As this blog has been explaining for a while, the rationale in Mensing – that “[t]he question for ‘impossibility’ is whether the private party could independently do under federal law what state law requires of it” –  could apply to innovator (brand-name) pharmaceutical manufacturers and not just to generics.  131 S. Ct. 2567, 2579 (2013).  About a year ago, this blog reported on cases in which defendants argued for the application of the impossibility preemption doctrine outside of the context of generic drugs.  Since that time, there have been several new decisions involving innovator pharmaceutical manufacturers arguing for the application of impossibility preemption principles.  It makes sense at this point to condense the available information into one post and assess the question “where are we now?”

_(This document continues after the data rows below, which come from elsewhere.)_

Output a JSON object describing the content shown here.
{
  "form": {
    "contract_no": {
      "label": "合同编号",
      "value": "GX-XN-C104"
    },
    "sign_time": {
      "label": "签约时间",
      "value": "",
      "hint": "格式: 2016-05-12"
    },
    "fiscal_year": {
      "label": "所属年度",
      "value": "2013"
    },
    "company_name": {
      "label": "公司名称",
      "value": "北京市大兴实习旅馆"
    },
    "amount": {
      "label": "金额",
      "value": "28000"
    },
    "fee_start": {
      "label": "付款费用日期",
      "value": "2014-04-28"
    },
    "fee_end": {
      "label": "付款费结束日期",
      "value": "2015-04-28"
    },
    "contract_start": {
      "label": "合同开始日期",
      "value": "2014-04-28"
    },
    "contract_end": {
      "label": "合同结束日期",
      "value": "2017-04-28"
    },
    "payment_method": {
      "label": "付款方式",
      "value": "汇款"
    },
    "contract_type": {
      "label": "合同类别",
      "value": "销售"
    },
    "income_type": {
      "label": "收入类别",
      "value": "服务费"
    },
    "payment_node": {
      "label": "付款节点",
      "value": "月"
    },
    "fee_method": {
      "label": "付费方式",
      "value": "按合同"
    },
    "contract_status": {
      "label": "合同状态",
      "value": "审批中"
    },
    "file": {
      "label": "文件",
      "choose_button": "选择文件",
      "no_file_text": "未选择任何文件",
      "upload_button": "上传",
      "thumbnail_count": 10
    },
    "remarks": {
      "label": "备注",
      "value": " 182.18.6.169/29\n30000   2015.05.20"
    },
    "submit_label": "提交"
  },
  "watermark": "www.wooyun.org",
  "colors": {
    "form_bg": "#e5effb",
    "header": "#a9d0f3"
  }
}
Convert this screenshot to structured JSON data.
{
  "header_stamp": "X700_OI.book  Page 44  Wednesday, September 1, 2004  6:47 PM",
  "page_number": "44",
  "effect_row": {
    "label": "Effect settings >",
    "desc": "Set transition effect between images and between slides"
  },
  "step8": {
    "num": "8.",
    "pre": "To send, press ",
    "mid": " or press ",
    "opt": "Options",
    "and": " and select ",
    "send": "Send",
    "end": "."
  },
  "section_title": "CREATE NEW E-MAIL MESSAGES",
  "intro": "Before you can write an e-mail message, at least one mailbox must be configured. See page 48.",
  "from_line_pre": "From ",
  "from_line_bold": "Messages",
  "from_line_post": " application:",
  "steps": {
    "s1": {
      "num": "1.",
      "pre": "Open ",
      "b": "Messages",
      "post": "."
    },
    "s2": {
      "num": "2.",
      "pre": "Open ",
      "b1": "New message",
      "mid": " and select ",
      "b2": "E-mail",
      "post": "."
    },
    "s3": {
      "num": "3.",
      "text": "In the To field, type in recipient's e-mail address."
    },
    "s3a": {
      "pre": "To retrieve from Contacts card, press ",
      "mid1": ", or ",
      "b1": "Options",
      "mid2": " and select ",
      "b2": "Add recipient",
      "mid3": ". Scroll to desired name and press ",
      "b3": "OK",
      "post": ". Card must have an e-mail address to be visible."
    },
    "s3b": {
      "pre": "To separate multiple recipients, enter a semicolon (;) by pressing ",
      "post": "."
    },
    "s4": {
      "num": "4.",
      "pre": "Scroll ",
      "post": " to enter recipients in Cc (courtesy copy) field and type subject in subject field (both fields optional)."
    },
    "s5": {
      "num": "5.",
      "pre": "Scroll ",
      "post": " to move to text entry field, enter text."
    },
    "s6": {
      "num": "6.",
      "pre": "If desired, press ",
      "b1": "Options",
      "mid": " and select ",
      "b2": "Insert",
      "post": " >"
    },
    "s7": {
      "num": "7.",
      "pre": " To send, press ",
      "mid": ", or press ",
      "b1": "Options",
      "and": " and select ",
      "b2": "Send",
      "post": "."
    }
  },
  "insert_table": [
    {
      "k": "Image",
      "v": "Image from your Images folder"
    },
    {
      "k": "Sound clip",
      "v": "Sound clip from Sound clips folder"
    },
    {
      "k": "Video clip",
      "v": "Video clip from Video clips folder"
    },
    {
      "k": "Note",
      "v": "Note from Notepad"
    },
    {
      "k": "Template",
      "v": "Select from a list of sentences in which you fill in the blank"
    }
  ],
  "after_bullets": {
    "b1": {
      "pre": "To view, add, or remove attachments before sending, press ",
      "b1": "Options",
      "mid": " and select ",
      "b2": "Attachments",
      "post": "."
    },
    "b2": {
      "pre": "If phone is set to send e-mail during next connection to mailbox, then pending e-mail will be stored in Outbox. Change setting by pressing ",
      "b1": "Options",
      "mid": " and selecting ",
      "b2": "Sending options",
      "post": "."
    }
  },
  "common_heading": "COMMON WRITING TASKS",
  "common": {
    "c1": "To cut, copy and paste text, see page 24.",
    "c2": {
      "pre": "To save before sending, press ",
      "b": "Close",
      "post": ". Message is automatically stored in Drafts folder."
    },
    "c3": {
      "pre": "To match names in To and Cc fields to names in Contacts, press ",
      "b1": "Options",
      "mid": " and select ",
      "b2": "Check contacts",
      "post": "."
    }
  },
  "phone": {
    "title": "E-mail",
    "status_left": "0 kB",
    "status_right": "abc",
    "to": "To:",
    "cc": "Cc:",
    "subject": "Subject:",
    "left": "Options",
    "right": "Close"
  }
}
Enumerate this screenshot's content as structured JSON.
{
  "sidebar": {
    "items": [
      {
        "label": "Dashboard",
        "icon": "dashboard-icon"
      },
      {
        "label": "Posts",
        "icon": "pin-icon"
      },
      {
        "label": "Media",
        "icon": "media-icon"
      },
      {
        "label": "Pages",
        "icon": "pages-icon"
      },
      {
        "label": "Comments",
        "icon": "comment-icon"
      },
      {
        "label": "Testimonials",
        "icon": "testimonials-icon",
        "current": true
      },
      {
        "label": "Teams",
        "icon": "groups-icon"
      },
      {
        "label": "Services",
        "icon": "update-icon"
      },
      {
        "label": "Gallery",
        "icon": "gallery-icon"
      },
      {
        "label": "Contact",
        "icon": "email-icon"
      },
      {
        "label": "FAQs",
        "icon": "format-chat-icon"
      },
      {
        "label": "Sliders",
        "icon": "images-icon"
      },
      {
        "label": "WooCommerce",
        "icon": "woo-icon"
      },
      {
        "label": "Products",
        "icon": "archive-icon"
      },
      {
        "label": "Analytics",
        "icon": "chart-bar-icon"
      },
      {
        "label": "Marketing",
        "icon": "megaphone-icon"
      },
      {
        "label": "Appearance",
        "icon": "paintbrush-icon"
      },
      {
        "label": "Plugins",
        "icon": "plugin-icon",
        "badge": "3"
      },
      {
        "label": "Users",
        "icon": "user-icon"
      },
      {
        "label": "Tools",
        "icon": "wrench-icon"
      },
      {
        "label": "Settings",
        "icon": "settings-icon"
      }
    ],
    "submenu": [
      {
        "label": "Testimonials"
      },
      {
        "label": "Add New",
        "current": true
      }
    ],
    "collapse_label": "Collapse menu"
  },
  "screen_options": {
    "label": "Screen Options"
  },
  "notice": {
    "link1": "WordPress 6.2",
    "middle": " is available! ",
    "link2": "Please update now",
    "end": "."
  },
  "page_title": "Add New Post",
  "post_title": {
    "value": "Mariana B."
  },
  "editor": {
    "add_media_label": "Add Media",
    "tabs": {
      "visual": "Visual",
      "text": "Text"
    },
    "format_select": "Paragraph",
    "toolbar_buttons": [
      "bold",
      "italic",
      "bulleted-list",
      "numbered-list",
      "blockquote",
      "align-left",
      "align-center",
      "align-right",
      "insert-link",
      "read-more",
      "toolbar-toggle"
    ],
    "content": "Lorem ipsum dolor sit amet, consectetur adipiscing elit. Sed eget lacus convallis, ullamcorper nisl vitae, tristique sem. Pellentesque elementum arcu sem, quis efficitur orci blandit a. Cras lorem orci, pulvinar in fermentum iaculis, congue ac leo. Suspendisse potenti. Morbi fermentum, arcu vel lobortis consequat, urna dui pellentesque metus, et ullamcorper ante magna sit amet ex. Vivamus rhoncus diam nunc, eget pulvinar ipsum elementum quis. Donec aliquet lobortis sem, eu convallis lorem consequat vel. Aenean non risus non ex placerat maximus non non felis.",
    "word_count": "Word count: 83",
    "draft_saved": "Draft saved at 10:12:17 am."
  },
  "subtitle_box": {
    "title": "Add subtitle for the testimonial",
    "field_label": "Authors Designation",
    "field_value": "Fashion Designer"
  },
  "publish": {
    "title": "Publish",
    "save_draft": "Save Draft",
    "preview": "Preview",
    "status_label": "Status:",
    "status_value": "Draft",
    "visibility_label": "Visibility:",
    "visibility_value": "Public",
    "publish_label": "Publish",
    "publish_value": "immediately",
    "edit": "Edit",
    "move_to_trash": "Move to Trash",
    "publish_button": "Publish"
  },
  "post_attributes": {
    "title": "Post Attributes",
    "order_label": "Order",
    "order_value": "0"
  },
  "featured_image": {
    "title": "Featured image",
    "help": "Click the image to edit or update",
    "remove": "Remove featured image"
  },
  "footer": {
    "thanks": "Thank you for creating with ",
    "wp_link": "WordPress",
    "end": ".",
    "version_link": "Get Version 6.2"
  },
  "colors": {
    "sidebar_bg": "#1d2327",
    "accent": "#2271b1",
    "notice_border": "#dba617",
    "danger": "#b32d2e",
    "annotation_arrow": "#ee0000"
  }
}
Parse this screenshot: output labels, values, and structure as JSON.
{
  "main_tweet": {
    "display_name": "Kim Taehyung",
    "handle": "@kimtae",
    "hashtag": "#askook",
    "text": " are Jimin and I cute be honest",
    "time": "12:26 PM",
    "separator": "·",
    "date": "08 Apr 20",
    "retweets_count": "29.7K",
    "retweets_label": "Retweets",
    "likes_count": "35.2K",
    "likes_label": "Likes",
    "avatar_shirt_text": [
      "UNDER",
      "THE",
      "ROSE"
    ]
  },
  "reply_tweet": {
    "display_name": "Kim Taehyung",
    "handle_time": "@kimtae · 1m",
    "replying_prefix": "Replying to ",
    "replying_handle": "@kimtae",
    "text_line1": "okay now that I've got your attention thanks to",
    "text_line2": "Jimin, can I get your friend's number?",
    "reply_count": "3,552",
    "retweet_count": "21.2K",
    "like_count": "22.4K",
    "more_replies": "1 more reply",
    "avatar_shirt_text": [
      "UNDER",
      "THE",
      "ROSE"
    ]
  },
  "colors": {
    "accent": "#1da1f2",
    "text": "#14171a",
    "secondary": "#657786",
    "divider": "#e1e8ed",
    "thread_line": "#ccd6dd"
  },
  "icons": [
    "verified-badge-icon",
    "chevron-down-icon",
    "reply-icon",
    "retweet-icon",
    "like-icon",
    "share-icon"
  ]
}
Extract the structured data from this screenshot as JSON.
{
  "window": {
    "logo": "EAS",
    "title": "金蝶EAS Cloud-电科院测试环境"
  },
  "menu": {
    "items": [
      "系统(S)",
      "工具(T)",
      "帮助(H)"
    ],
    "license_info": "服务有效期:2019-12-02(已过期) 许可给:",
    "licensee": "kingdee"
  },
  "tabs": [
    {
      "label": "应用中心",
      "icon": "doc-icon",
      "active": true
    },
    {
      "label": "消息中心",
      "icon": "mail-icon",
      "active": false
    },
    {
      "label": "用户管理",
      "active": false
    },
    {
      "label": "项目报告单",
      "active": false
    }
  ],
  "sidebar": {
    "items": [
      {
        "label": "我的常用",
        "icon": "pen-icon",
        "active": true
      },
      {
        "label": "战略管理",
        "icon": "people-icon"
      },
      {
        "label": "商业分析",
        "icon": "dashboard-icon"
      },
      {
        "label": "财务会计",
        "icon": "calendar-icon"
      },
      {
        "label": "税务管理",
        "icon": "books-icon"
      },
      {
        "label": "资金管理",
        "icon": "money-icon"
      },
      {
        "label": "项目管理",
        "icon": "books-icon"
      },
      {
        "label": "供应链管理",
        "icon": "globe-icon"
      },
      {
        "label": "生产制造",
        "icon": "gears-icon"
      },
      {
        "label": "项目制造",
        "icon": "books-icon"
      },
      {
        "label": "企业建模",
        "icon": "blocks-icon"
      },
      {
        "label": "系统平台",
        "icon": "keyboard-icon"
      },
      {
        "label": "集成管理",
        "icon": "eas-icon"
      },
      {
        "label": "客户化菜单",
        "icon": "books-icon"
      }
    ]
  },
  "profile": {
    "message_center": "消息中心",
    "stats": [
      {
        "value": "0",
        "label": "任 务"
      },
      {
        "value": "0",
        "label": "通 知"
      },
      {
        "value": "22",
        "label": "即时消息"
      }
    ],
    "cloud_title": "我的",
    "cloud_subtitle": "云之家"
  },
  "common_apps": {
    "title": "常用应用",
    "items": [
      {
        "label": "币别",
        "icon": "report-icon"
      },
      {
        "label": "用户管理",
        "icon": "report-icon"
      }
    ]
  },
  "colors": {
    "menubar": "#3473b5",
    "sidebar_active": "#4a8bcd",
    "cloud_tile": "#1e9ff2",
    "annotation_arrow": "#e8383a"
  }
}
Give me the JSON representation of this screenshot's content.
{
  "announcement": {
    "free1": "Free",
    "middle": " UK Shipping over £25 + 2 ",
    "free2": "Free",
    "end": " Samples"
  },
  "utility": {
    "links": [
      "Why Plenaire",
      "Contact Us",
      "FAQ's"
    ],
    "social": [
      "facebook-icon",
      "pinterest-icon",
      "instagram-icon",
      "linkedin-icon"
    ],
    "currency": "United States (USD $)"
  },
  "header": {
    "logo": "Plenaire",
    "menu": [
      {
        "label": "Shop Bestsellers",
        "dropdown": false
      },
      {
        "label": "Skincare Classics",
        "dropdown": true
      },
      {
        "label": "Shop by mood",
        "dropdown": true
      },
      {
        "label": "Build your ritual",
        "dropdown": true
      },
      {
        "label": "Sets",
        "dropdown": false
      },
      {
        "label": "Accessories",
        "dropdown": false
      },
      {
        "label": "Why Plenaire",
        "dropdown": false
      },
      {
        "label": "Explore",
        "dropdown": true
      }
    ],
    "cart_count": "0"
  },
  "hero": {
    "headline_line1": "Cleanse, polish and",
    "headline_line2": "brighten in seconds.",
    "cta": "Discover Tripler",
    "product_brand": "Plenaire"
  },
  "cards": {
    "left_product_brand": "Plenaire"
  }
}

First, the relevant statutes in a nutshell:  to obtain FDA approval for a new drug, an innovator manufacturer must prove the safety and efficacy of its product through lengthy clinical testing, while generic drugs can gain FDA approval by showing that the product is equivalent to a brand-name drug that has already been approved by the FDA.  21 U.S.C. §355(j)(2)(A).  (One caveat – there may be drugs legally marketed today that were not subject to these requirements, such as drugs evaluated prior to 1962 which were instead subject to the FDA’s Drug Efficacy Study Implementation program). This, of course, is not a complete description of the requirements, but you get the gist.  The generic drug application must also show that the safety and efficacy labeling proposed is the same as the labeling approved for the innovator drug.  21 U.S.C. §355(j)(2)(A)(v).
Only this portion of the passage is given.